Anything short of LaTeX makes trade-offs to increase readability at the expense of other stuff. Extensive familiarity with a markup language decreases our ability to perceive whether it’s approachable enough for new non-technical folks. Because of that, and because of the relative greater important of their experience (I who Care about these things and am decent with installs have a million options available to me, but does my manager’s manager’s manager? Does my aunt?) I kinda have to look at the flaws (significant trailing whitespace is an abomination, you are correct) like… “well, obviously this doesn’t matter as much as my instincts would suggest.”
Footnotes are IMO a great example of something that should only be supported via plugin because boy do people have different ideas about how they should work (cf. LaTeX’s options)
glaring issues with markdown like double spaces for newlines and so on that are just bad design.
this one drives me nuts. I read an issue on this and the markdown people were insistent on letting text flow through newlines
FYI you can force newline with backslash like
Once upon a time\ there was a underwhelming text formatting standard
However it’s not always supported.
For example
lemmy supports it (you can check comment’s source)
Github however, does not.thanks, true. my peeve is with disregarding normal newlines. from a utilitarian point of view it probably makes sense, just a personal pet peeve.
No, I definitely agree with you. Markdown is a human format so readability newlines should be soft-wrapped rather than hardcoded. It should respect newline as it was intended.
I think it makes sense if you’re imagining a workflow where something is going from terminal type display, where line width is to be enforced with rigor and no mercy, to a display format, where it’s really the CSS’s problem. That said, it has killed my old habits about distinguishing soft and hard breaks, so …
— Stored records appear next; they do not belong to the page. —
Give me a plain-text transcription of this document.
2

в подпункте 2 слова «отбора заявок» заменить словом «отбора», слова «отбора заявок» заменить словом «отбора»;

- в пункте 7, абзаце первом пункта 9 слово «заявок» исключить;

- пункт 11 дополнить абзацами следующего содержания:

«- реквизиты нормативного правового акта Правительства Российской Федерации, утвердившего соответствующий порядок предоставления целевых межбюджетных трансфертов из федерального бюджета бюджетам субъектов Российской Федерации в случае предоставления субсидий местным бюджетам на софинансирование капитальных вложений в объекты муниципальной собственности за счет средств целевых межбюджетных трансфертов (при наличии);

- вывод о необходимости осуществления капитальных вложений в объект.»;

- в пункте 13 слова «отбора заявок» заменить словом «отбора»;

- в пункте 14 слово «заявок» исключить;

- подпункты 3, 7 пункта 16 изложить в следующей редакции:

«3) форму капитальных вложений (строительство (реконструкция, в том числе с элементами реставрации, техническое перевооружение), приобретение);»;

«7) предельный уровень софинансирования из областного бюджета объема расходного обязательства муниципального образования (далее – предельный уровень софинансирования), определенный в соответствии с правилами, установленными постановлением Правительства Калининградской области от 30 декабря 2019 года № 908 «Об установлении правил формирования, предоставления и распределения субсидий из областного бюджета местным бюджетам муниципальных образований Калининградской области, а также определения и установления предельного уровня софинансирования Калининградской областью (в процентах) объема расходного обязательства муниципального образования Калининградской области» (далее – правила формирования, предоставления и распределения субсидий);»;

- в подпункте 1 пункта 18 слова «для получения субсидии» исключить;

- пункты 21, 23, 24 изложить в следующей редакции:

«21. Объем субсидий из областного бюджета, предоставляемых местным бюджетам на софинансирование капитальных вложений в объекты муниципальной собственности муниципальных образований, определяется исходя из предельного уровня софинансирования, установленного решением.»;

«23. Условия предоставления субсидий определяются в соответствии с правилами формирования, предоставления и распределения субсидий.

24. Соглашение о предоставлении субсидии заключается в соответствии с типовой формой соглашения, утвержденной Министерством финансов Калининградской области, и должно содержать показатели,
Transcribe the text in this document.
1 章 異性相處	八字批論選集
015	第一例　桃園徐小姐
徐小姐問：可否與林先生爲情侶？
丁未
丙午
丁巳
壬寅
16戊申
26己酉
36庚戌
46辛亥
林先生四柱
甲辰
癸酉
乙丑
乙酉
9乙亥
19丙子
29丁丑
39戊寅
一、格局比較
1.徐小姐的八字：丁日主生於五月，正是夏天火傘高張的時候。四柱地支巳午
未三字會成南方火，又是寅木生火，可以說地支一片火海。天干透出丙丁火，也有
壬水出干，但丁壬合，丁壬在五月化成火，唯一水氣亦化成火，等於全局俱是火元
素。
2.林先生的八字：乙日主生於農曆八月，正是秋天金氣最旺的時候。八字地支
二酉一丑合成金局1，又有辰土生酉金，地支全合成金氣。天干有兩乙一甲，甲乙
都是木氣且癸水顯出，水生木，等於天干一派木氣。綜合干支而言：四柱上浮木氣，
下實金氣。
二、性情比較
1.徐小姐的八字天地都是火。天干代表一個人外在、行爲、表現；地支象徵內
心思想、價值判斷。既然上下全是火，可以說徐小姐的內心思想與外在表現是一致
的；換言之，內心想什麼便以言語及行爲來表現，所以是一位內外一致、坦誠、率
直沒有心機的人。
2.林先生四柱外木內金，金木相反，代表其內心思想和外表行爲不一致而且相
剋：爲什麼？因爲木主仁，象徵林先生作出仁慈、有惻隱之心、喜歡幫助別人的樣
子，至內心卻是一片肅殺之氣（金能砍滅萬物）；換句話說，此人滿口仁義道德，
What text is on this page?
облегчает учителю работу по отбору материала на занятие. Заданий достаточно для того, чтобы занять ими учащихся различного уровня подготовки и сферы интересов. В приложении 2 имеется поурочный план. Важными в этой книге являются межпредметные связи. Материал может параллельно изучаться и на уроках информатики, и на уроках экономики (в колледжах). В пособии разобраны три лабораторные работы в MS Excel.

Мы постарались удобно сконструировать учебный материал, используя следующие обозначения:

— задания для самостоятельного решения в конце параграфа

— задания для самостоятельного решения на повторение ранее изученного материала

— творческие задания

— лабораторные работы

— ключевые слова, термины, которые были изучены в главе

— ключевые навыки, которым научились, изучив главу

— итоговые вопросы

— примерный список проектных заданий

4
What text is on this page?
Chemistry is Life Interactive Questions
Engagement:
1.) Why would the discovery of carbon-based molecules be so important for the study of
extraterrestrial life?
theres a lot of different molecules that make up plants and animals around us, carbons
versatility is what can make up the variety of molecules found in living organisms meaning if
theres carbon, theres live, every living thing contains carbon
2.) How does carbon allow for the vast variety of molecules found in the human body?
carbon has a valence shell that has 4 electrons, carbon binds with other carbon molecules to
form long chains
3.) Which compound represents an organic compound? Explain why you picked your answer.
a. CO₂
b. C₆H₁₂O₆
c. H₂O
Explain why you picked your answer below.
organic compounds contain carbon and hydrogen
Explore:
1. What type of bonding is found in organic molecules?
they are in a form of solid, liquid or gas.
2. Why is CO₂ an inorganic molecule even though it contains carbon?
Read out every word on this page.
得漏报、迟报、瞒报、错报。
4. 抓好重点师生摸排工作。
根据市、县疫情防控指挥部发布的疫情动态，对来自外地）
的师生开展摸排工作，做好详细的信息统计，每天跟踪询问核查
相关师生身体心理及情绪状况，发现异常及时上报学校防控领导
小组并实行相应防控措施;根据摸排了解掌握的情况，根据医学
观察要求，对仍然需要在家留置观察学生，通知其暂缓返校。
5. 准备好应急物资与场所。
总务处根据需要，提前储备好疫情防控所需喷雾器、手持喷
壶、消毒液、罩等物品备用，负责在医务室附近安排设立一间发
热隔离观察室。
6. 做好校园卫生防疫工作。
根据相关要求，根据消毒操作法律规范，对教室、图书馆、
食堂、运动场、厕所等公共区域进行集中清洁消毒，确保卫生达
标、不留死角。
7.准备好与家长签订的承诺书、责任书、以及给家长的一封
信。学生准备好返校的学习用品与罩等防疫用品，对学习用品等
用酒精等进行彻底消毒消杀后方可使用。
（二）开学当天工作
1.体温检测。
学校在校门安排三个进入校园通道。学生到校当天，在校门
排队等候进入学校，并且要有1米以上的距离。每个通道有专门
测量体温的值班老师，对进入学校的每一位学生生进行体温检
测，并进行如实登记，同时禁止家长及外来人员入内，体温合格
yep, as long as a main target is an html display, it makes sense. in my case, I take notes in a way that restrains my syllable count to about 10-15 per line to encourage conciseness and my target is pdf—not a use case I expect markdown to accomodate, but it would be nice if I could tell pandoc to preserve new line but pandoc defers to md rules
I think it makes sense if you’re imagining a workflow where something is going from terminal type display
Not sure what you mean by that. Terminals do soft-wrapping and any human formatting should rely on soft-wrapping rather than hard-coding paragraph formatting.
I could totally create a style switcher with Javascript, but… wouldn’t it be better if that were built into the client?
I mean, you can actually switch between different CSS stylesheets for webpages. In Firefox, this is under View -> Page Style. It’s just that essentially no webpages actually offer multiple stylesheets.
Right, but there are reasons why everyone who wanted it ended up installing extensions to facilitate this functionality.